L’excitation de cette discussion m’avait rappelé la préparation d’un voyage scolaire. Grâce à l’argent acquis dans le labyrinthe antique, nous pouvions faire tous les achats que nous voulions. Je n’étais pas trop intéressé par le gain d’argent dans ce monde, mais c’était une autre histoire quand il s’agissait de loisirs.

« D’accord, c’est décidé. Allons dans le quartier commerçant et achetons ce dont nous avons besoin. Hee hee, j’adore faire du shopping. J’ai hâte d’y être ! Hmm, le quartier commerçant devrait être par là… ? » Au moment où Marie baissa les yeux, son sourire disparut. Le changement avait été soudain et net, et je l’avais entendu lâcher un étrange « Oof » en même temps.

« Si haut ! On est bien plus haut que je ne le pensais ! Je suis désolée, ce n’est pas grave ! J’ai eu les yeux plus gros que le ventre ! J’ai en fait très peur des hauteurs ! Ahhh, je ne peux pas ! Aide-moi, Kazuhiho ! »

Uh oh. Marie était assise là, les pattes repliées sur les côtés, ses longues oreilles tombant vers le bas. Elle s’était tournée vers moi, pleurnichant et presque en larmes… et pour une raison ou une autre, j’avais senti une palpitation dans ma poitrine.
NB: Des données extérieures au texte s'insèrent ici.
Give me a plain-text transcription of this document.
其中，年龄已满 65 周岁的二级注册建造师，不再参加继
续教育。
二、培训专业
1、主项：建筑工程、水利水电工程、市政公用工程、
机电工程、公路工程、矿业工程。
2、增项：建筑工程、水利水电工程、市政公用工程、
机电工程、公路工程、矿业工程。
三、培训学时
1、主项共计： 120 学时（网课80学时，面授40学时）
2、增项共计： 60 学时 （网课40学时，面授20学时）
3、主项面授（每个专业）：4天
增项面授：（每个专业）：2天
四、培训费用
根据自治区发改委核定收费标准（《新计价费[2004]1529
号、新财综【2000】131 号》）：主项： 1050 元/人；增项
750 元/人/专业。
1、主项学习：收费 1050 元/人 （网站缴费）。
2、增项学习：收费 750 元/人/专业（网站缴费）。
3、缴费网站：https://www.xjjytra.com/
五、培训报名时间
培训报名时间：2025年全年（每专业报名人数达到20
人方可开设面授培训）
Marie s’était accrochée à moi, mais je ne pensais qu’à une chose : elle était mignonne.

« Voilà, voilà… » avais-je dit, en lui tapant dans le dos de façon rassurante.

Mais en raison de la peur qu’elle avait éprouvée, le reste du test en vol s’était déroulé avec la sécurité et le confort comme priorité absolue.

Je m’étais dit que ce serait une sacrée virée shopping alors que nous descendions vers le sol. Roon fit ce bruit étrange et familier en décrivant des cercles dans l’air pour atterrir.